In another trial performed on 20 prevalent patients with HD, the SBT was significantly longer when compared to values obtained for the control group. Furthermore, a significant correlation was found between creatinine and SBT. However, the authors concluded that SBT poorly correlated with platelet function using tests involving platelet contractile force, clot elastic modulus, and von Willebrand factor antigen. ¹⁷

In a trial conducted in 48 patients with stage-4 CKD, it was found that the SBT was lengthened in correlation with the patient age, severity of renal failure, and hematocrit in 25 patients. ¹⁸

In the above literature, there are studies evaluating the bleeding time in patients with HD, but these studies are conducted in patients undergoing routine HD. Our trial, on the other hand, was conducted on patients with uremia who were scheduled to undergo dialysis for the first time. Within the limitations of our study, an alternative in vitro test to replicate the SBT has not been identified and there was no control group.
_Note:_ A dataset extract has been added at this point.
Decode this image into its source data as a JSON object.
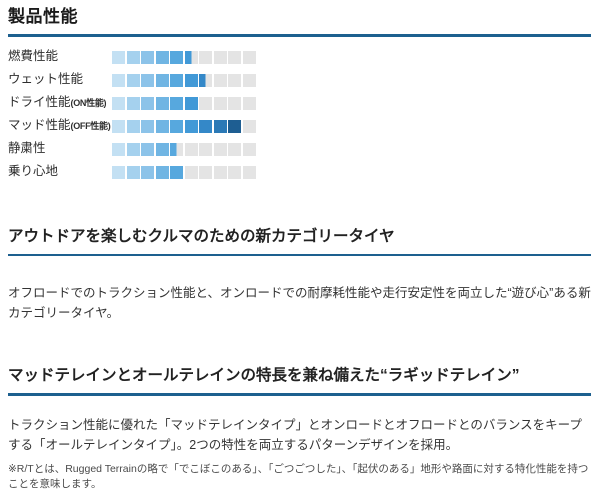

In our trial, another interesting finding was that the bleeding time did not correlate with the hematocrit in patients with uremia induced by CKD and treated with HD for the first time. Our patient’s mean hematocrit was less than the National Kidney Foundation’s Kidney Disease Outcomes Quality Initiative target ¹⁹ range of 33% to 36%. Previous studies have demonstrated that the bleeding time begins to normalize once the hematocrit^20,21 reaches 30%. Nevertheless, in our study, the mean hematocrit in the dialysis participants was 28%. This finding is not grossly abnormal.

Conclusion

Skin bleeding time could reveal the uremic thrombopathy and beneficial effect of dialysis in the patients who presented with uremic symptoms and were treated with HD for the first time. We suggest that SBT may be an appropriate test for the evaluation of hemostasis disturbance in patients with uremia and prediction of the bleeding risk before invasive procedures, despite its certain disadvantages.